That is unacceptable.
If I haven’t gotten to the bottom of it soon, my only choice might just be to block Google from the site outright (why pay for the bandwidth their crawler uses if we are being excluded from the results?) and personally wean myself from Google search, for whatever that is worth as a personal stance. Is my best alternative really “Bing, and it’s done“?? Google, you really put me between a rock and a hard place.
* nor, based on analysis of the server logs, the “Reconsideration request” you can submit via the Webmaster tools thingy. Unless there are human reviewers lurking in an underground bunker somewhere disguised as residential cable customers from Peoria, or a vast distributed network of speed-readers who are each assigned one line to read, the speed of the hit-streams identifiable as coming from Google during the time of said review easily beat my personal best, and, much like the MTV Music Awards, show no evidence of human intelligence.

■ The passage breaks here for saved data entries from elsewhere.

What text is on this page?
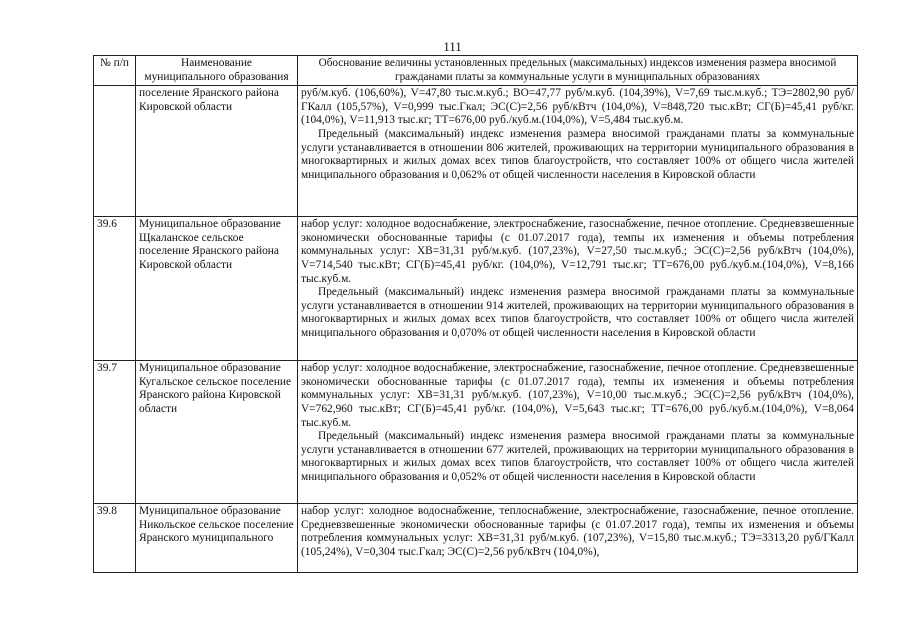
111
№ п/п	Наименование муниципального образования	Обоснование величины установленных предельных (максимальных) индексов изменения размера вносимой гражданами платы за коммунальные услуги в муниципальных образованиях
	поселение Яранского района Кировской области	руб/м.куб. (106,60%), V=47,80 тыс.м.куб.; ВО=47,77 руб/м.куб. (104,39%), V=7,69 тыс.м.куб.; ТЭ=2802,90 руб/ГКалл (105,57%), V=0,999 тыс.Гкал; ЭС(С)=2,56 руб/кВтч (104,0%), V=848,720 тыс.кВт; СГ(Б)=45,41 руб/кг. (104,0%), V=11,913 тыс.кг; ТТ=676,00 руб./куб.м.(104,0%), V=5,484 тыс.куб.м.

Предельный (максимальный) индекс изменения размера вносимой гражданами платы за коммунальные услуги устанавливается в отношении 806 жителей, проживающих на территории муниципального образования в многоквартирных и жилых домах всех типов благоустройств, что составляет 100% от общего числа жителей мниципального образования и 0,062% от общей численности населения в Кировской области

39.6	Муниципальное образование Щкаланское сельское поселение Яранского района Кировской области	набор услуг: холодное водоснабжение, электроснабжение, газоснабжение, печное отопление. Средневзвешенные экономически обоснованные тарифы (с 01.07.2017 года), темпы их изменения и объемы потребления коммунальных услуг: ХВ=31,31 руб/м.куб. (107,23%), V=27,50 тыс.м.куб.; ЭС(С)=2,56 руб/кВтч (104,0%), V=714,540 тыс.кВт; СГ(Б)=45,41 руб/кг. (104,0%), V=12,791 тыс.кг; ТТ=676,00 руб./куб.м.(104,0%), V=8,166 тыс.куб.м.

Предельный (максимальный) индекс изменения размера вносимой гражданами платы за коммунальные услуги устанавливается в отношении 914 жителей, проживающих на территории муниципального образования в многоквартирных и жилых домах всех типов благоустройств, что составляет 100% от общего числа жителей мниципального образования и 0,070% от общей численности населения в Кировской области

39.7	Муниципальное образование Кугальское сельское поселение Яранского района Кировской области	набор услуг: холодное водоснабжение, электроснабжение, газоснабжение, печное отопление. Средневзвешенные экономически обоснованные тарифы (с 01.07.2017 года), темпы их изменения и объемы потребления коммунальных услуг: ХВ=31,31 руб/м.куб. (107,23%), V=10,00 тыс.м.куб.; ЭС(С)=2,56 руб/кВтч (104,0%), V=762,960 тыс.кВт; СГ(Б)=45,41 руб/кг. (104,0%), V=5,643 тыс.кг; ТТ=676,00 руб./куб.м.(104,0%), V=8,064 тыс.куб.м.

Предельный (максимальный) индекс изменения размера вносимой гражданами платы за коммунальные услуги устанавливается в отношении 677 жителей, проживающих на территории муниципального образования в многоквартирных и жилых домах всех типов благоустройств, что составляет 100% от общего числа жителей мниципального образования и 0,052% от общей численности населения в Кировской области

39.8	Муниципальное образование Никольское сельское поселение Яранского муниципального	набор услуг: холодное водоснабжение, теплоснабжение, электроснабжение, газоснабжение, печное отопление. Средневзвешенные экономически обоснованные тарифы (с 01.07.2017 года), темпы их изменения и объемы потребления коммунальных услуг: ХВ=31,31 руб/м.куб. (107,23%), V=15,80 тыс.м.куб.; ТЭ=3313,20 руб/ГКалл (105,24%), V=0,304 тыс.Гкал; ЭС(С)=2,56 руб/кВтч (104,0%),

** From said page: “If you believe that another site is abusing Google’s quality guidelines, please report that site at https://www.google.com/webmasters/tools/spamreport. Google prefers developing scalable and automated solutions to problems, so we attempt to minimize hand-to-hand spam fighting. The spam reports we receive are used to create scalable algorithms that recognize and block future spam attempts.” Great, The Algorithm is now in charge of deciding who the humans on the Web are.